Ultra-short takeoff and landing plane rakes in $8 billion in pre-orders
In all the buzz around eVTOLs, there's still plenty of appetite for more conventional electric planes – especially, it seems, if they make ludicrous amounts of lift, and can take off and land at incredibly slow speeds, using absolutely tiny runways.
Electra's hybrid-electric STOL (short takeoff and landing) aircraft is one such plane. When it hits the market, it'll carry nine passengers, and a pilot, plus luggage, up to 500 miles (805 km) at a cruise speed around 200 mph (322 km/h). It'll run eight electric props along the leading edge of the wings, as well as large flaps hanging from the trailing edges. This allows a "blown lift" aerodynamic effect powerful enough that it'll lift off at a speed of just 35 mph (56 km/h).
And it'll accelerate to that speed quickly – meaning that you can use a runway smaller than a soccer pitch. Electra says it'll operate from airfields as small as 300 x 100 ft (92 x 31 m), and in the video above, seems to imply that'll fit on the top of some buildings. Either way, it's one-tenth the size of a standard runway, so even if these things won't open up as many spaces as eVTOLs, they'll still be extremely flexible.

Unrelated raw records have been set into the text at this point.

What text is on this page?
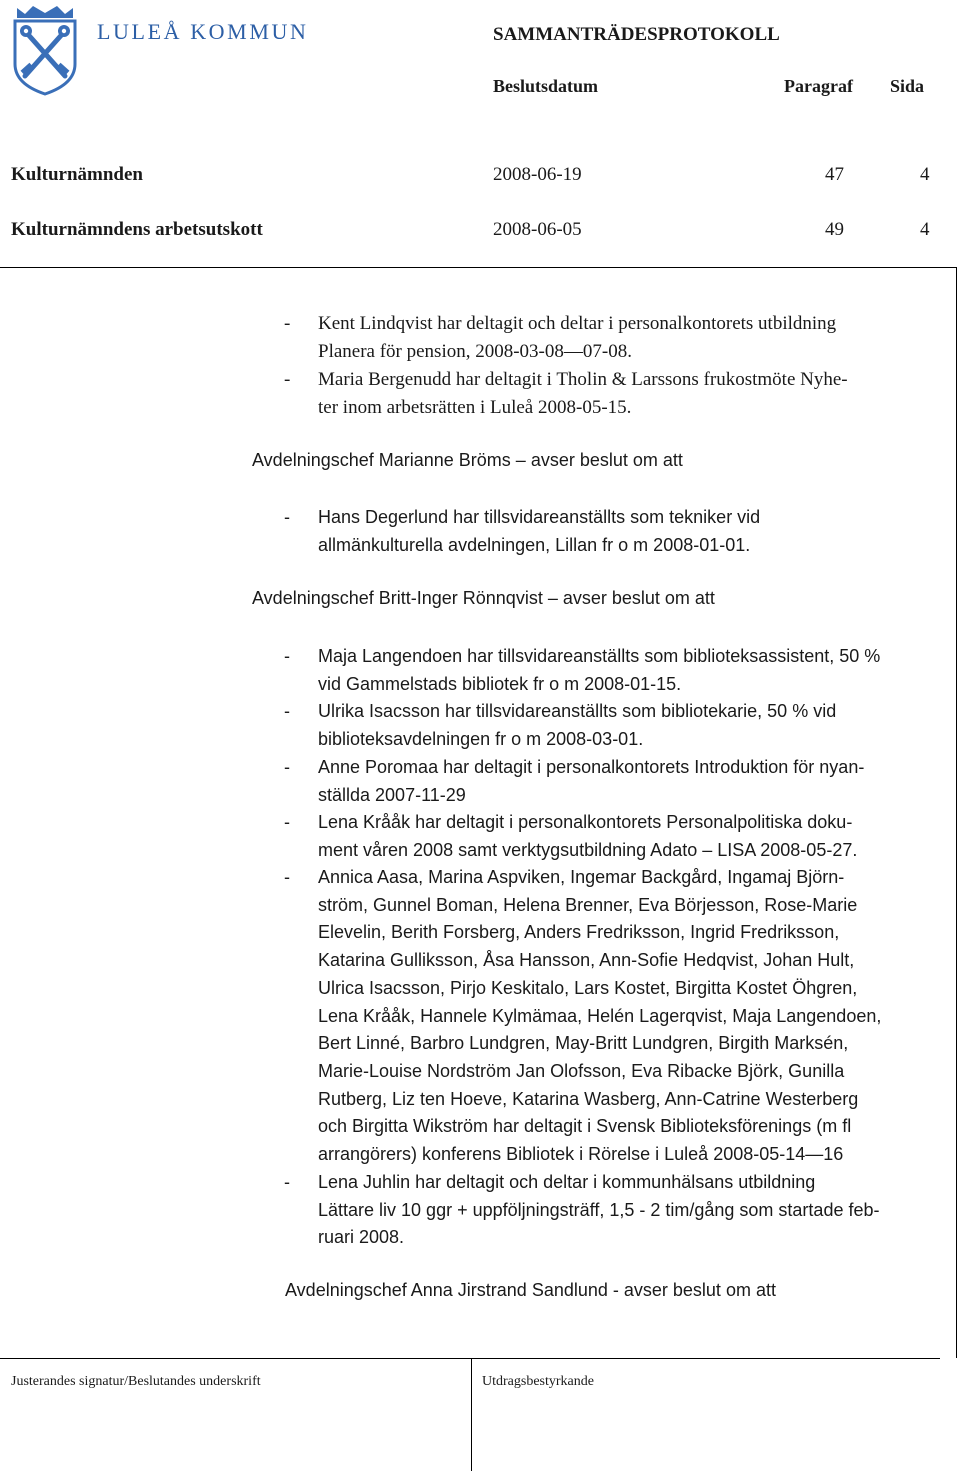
LULEÅ KOMMUN	SAMMANTRÄDESPROTOKOLL
Beslutsdatum	Paragraf Sida
Kulturnämnden	2008-06-19	47	4
Kulturnämndens arbetsutskott	2008-06-05	49	4
- Kent Lindqvist har deltagit och deltar i personalkontorets utbildning
Planera för pension, 2008-03-08—07-08.
- Maria Bergenudd har deltagit i Tholin & Larssons frukostmöte Nyhe-
ter inom arbetsrätten i Luleå 2008-05-15.
Avdelningschef Marianne Bröms – avser beslut om att
- Hans Degerlund har tillsvidareanställts som tekniker vid
allmänkulturella avdelningen, Lillan fr o m 2008-01-01.
Avdelningschef Britt-Inger Rönnqvist – avser beslut om att
- Maja Langendoen har tillsvidareanställts som biblioteksassistent, 50 %
vid Gammelstads bibliotek fr o m 2008-01-15.
- Ulrika Isacsson har tillsvidareanställts som bibliotekarie, 50 % vid
biblioteksavdelningen fr o m 2008-03-01.
- Anne Poromaa har deltagit i personalkontorets Introduktion för nyan-
ställda 2007-11-29
- Lena Krååk har deltagit i personalkontorets Personalpolitiska doku-
ment våren 2008 samt verktygsutbildning Adato – LISA 2008-05-27.
- Annica Aasa, Marina Aspviken, Ingemar Backgård, Ingamaj Björn-
ström, Gunnel Boman, Helena Brenner, Eva Börjesson, Rose-Marie
Elevelin, Berith Forsberg, Anders Fredriksson, Ingrid Fredriksson,
Katarina Gulliksson, Åsa Hansson, Ann-Sofie Hedqvist, Johan Hult,
Ulrica Isacsson, Pirjo Keskitalo, Lars Kostet, Birgitta Kostet Öhgren,
Lena Krååk, Hannele Kylmämaa, Helén Lagerqvist, Maja Langendoen,
Bert Linné, Barbro Lundgren, May-Britt Lundgren, Birgith Marksén,
Marie-Louise Nordström Jan Olofsson, Eva Ribacke Björk, Gunilla
Rutberg, Liz ten Hoeve, Katarina Wasberg, Ann-Catrine Westerberg
och Birgitta Wikström har deltagit i Svensk Biblioteksförenings (m fl
arrangörers) konferens Bibliotek i Rörelse i Luleå 2008-05-14—16
- Lena Juhlin har deltagit och deltar i kommunhälsans utbildning
Lättare liv 10 ggr + uppföljningsträff, 1,5 - 2 tim/gång som startade feb-
ruari 2008.
Avdelningschef Anna Jirstrand Sandlund - avser beslut om att
Justerandes signatur/Beslutandes underskrift	Utdragsbestyrkande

Plus, as investors are no doubt pleased to note, it functions more or less as a regular plane, so the path to certification and commercial deployment should be much smoother and easier to navigate, with plenty of precedents and fewer unknowns than the eVTOL teams face.

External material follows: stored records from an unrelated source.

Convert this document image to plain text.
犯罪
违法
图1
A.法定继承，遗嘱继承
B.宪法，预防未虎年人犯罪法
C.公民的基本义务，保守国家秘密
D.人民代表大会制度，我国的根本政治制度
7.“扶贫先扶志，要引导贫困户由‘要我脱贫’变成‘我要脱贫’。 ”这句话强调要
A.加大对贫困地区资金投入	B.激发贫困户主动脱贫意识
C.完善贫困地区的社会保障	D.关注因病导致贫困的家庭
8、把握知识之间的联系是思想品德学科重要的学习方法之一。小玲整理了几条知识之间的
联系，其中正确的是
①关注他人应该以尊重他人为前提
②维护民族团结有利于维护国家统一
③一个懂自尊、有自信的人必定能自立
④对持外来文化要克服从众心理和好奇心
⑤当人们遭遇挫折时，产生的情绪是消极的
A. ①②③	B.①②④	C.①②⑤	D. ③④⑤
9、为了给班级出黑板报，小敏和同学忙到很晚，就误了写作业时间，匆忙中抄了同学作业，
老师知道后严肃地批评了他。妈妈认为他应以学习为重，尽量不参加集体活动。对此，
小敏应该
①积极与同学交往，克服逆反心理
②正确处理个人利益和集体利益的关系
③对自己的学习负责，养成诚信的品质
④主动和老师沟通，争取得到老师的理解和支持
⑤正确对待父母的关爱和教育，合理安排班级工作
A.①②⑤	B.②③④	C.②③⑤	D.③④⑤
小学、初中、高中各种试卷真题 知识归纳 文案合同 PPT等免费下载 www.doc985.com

Electra flew a two-seat prototype in November, as shown in the video above, and it'll continue flight tests as it works on a full-scale nine-seat prototype that's scheduled to fly in 2026. The target date for certification and entry into service is sometime in 2028.

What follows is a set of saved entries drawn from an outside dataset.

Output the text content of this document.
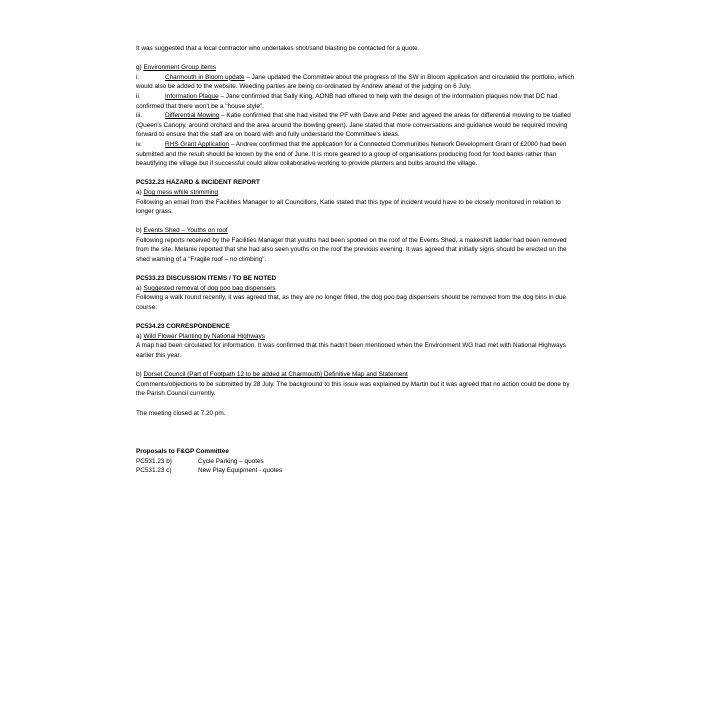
It was suggested that a local contractor who undertakes shot/sand blasting be contacted for a quote.

g) Environment Group items

i.	Charmouth in Bloom update – Jane updated the Committee about the progress of the SW in Bloom application and circulated the portfolio, which would also be added to the website. Weeding parties are being co-ordinated by Andrew ahead of the judging on 6 July.

ii.	Information Plaque – Jane confirmed that Sally King, AONB had offered to help with the design of the information plaques now that DC had confirmed that there won't be a "house style".

iii.	Differential Mowing – Katie confirmed that she had visited the PF with Dave and Peter and agreed the areas for differential mowing to be trialled (Queen's Canopy, around orchard and the area around the bowling green). Jane stated that more conversations and guidance would be required moving forward to ensure that the staff are on board with and fully understand the Committee's ideas.

iv.	RHS Grant Application – Andrew confirmed that the application for a Connected Communities Network Development Grant of £2000 had been submitted and the result should be known by the end of June. It is more geared to a group of organisations producing food for food banks rather than beautifying the village but if successful could allow collaborative working to provide planters and bulbs around the village.

PC532.23 HAZARD & INCIDENT REPORT

a) Dog mess while strimming

Following an email from the Facilities Manager to all Councillors, Katie stated that this type of incident would have to be closely monitored in relation to longer grass.

b) Events Shed – Youths on roof

Following reports received by the Facilities Manager that youths had been spotted on the roof of the Events Shed, a makeshift ladder had been removed from the site. Melanie reported that she had also seen youths on the roof the previous evening. It was agreed that initially signs should be erected on the shed warning of a "Fragile roof – no climbing".

PC533.23 DISCUSSION ITEMS / TO BE NOTED

a) Suggested removal of dog poo bag dispensers

Following a walk round recently, it was agreed that, as they are no longer filled, the dog poo bag dispensers should be removed from the dog bins in due course.

PC534.23 CORRESPONDENCE

a) Wild Flower Planting by National Highways

A map had been circulated for information. It was confirmed that this hadn't been mentioned when the Environment WG had met with National Highways earlier this year.

b) Dorset Council (Part of Footpath 12 to be added at Charmouth) Definitive Map and Statement

Comments/objections to be submitted by 28 July. The background to this issue was explained by Martin but it was agreed that no action could be done by the Parish Council currently.

The meeting closed at 7.20 pm.

Proposals to F&GP Committee

PC531.23 b)	Cycle Parking – quotes
PC531.23 c)	New Play Equipment - quotes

And the market is listening, it seems. Electra says it's taken pre-orders for more than 2,000 aircraft, worth more than US$8 billion. That's considerably higher than the biggest pre-seller in the eVTOL field – Vertical Aerospace, which has 1,500 aircraft pre-sold for a total over $5 billion.
That's pretty fascinating – eSTOL represents a much more conventional approach with far less disruptive, world-changing potential than eVTOLs, which in theory could have us zooming from rooftop to rooftop in and around urban areas within a few years.
But the market likes this small-runway, half-electric, nine-passenger, regional-capable proposition enough to sign $8 billion dollars' worth of pre-orders – eight times as much revenue as Cessna brings in a year, according to Growjo. Seems odd to us, but such are the times!